I am still new to proofs and just getting some practice in so please be kind. I must use the direct method to prove this claim, as stated in the instructions. Any feedback would be much appreciated. Thanks in advance.
Claim: Prove that for all natural numbers $n, n^2-n$ is even.
Proof attempt: If $n^2-n$ is even, then $n^2-n=2k \Rightarrow n^2=2k+n$, for some $k \in \mathbb{Z}$. Multiplying both sides by $2$ we obtain $2n^2=4k+2n \Rightarrow 2n^2=2(2k+n)$. Since $k$ is some integer, $2k+n$ is also some integer. Let $2k+n=m$. Therefore, $2n^2=2m$, which is even.
I know there is something wrong with my proof, but I just can't pinpoint it. Please help!

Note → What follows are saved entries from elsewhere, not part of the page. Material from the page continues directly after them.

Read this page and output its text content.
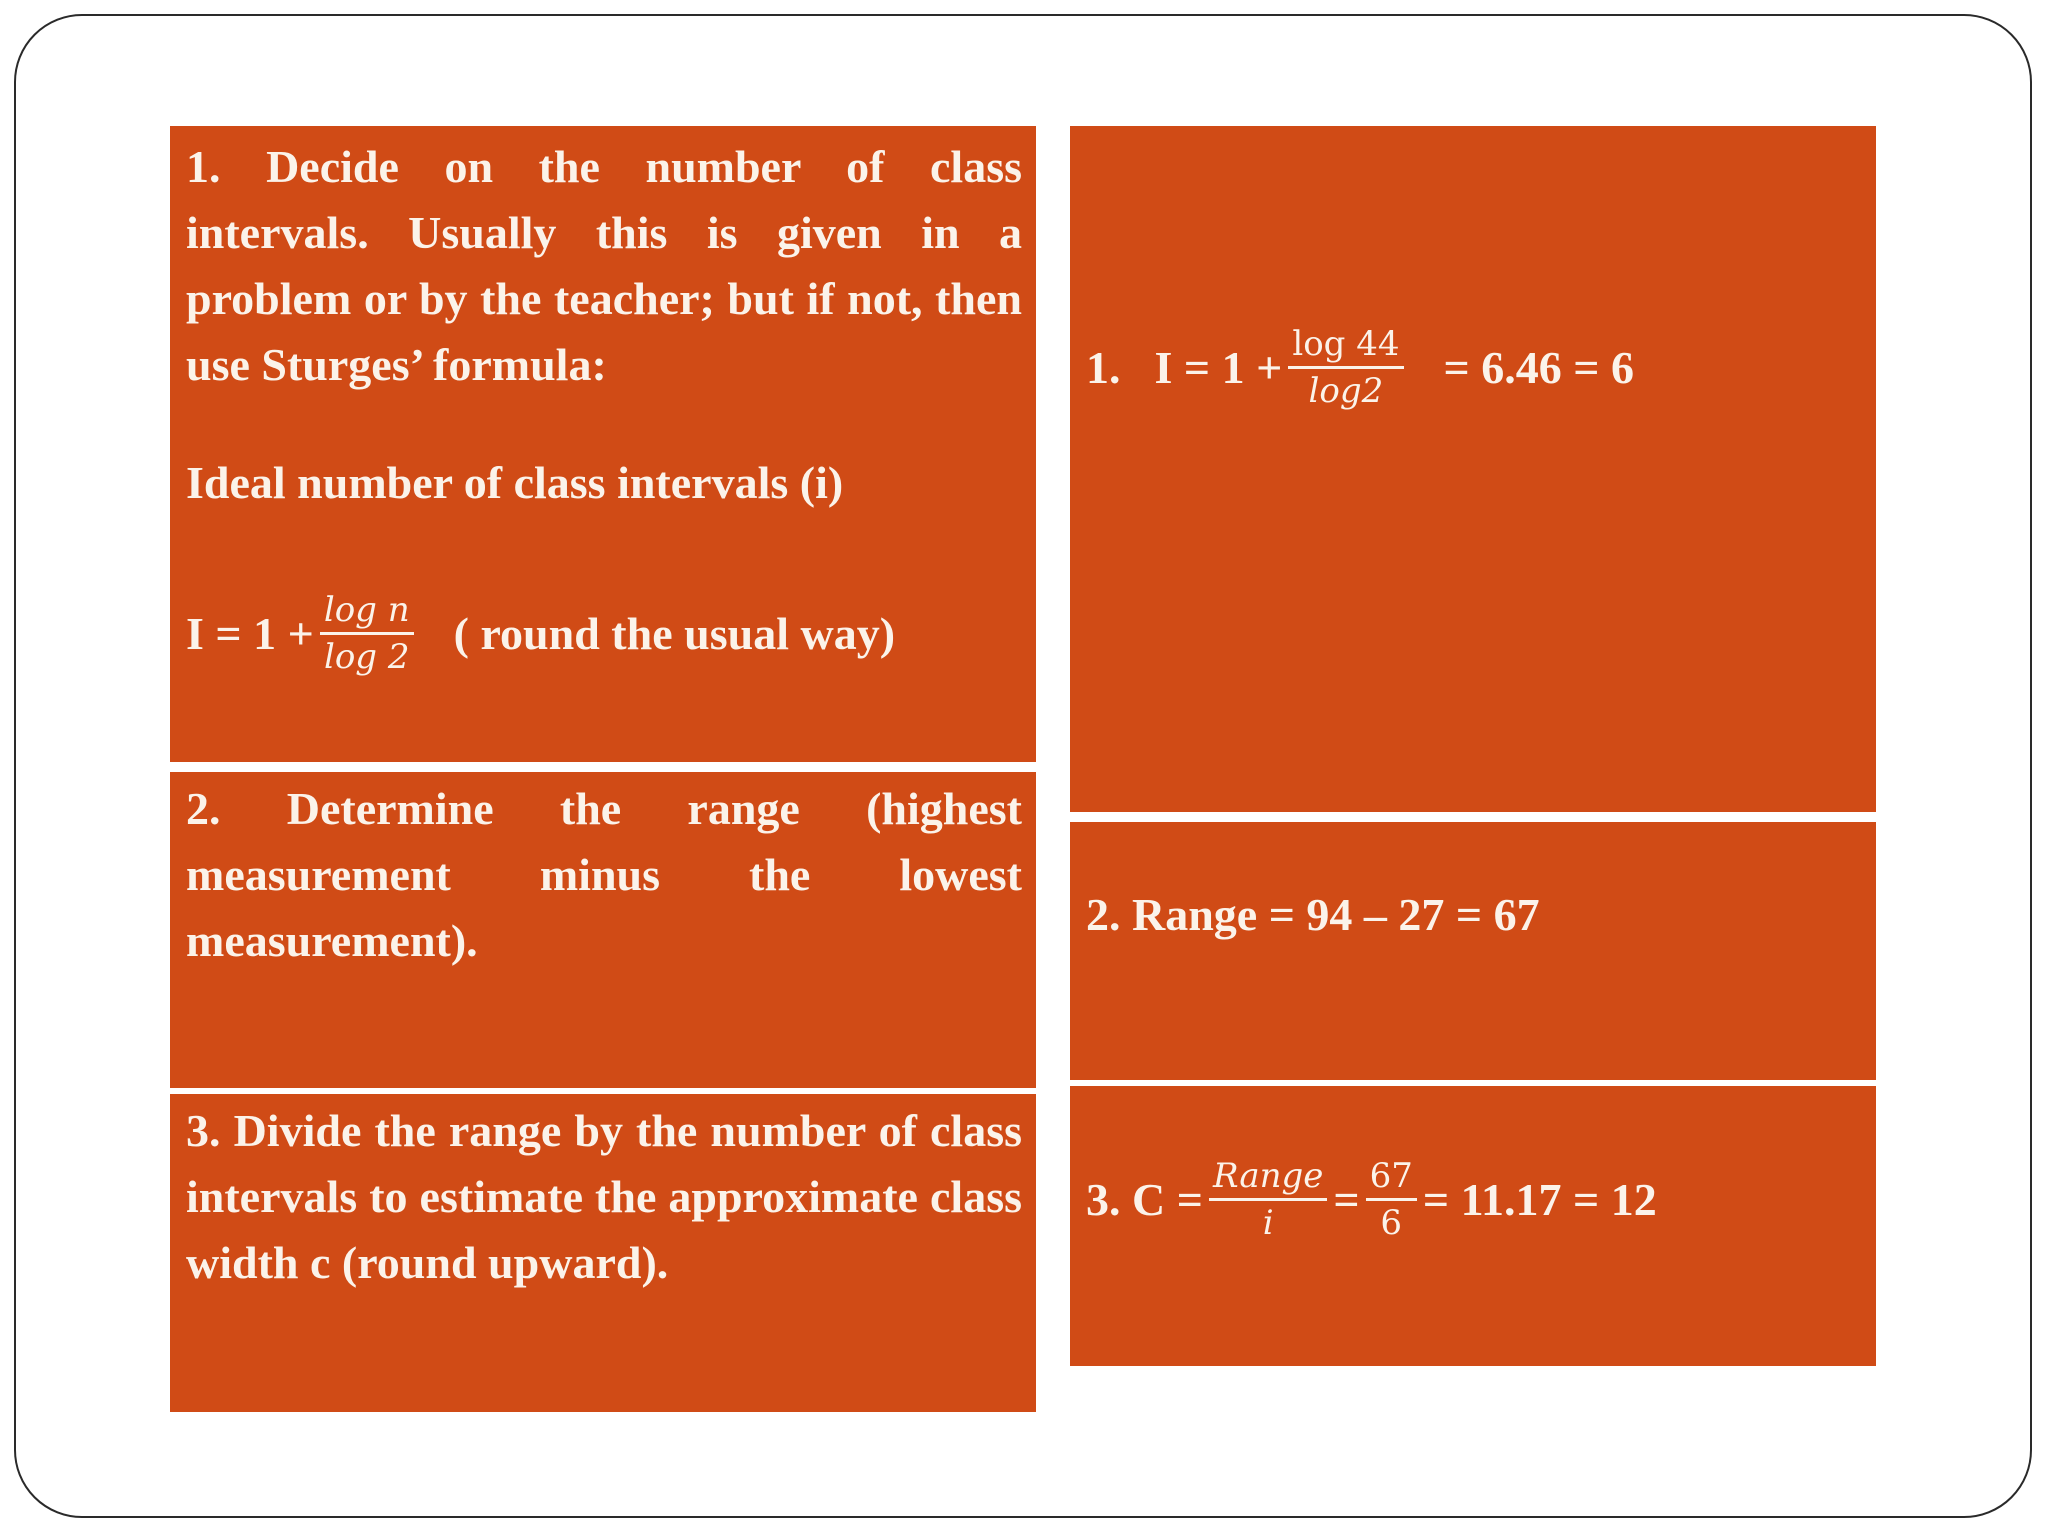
1. Decide on the number of class
intervals. Usually this is given in a problem or by the teacher; but if not, then use Sturges’ formula:
Ideal number of class intervals (i)
$I = 1 + \frac{\text{log n}}{\log 2}$ ( round the usual way)
2. Determine the range (highest measurement minus the lowest measurement).
3. Divide the range by the number of class intervals to estimate the approximate class width c (round upward).
1. $I = 1 + \frac{\log 44}{\log 2} = 6.46 = 6$
2. Range = 94 – 27 = 67
3. $C = \frac{\text{Range}}{i} = \frac{67}{6} = 11.17 = 12$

Should I approach it this way?
If $n^2-n$ is even, then $n(n-1)=2k$, for some $k \in \mathbb{Z}$.
Best Answer
Inductive Proof
Let $n=1$. Then $n^2-n=0$,which is even. This shows the statement holds for $n=1.$ Assume that the statement holds for $n=k$, namely, $k^2-k$ is even. Then $$(k+1)^2-(k+1)=(k^2-k)+2k,$$which is a sum of two even numbers. Hence, this is also even, which shows that the statement holds for $n=k+1$ as well. Consequently, by inductive principle, we may claim the statement holds for all $n=1,2,\cdots.$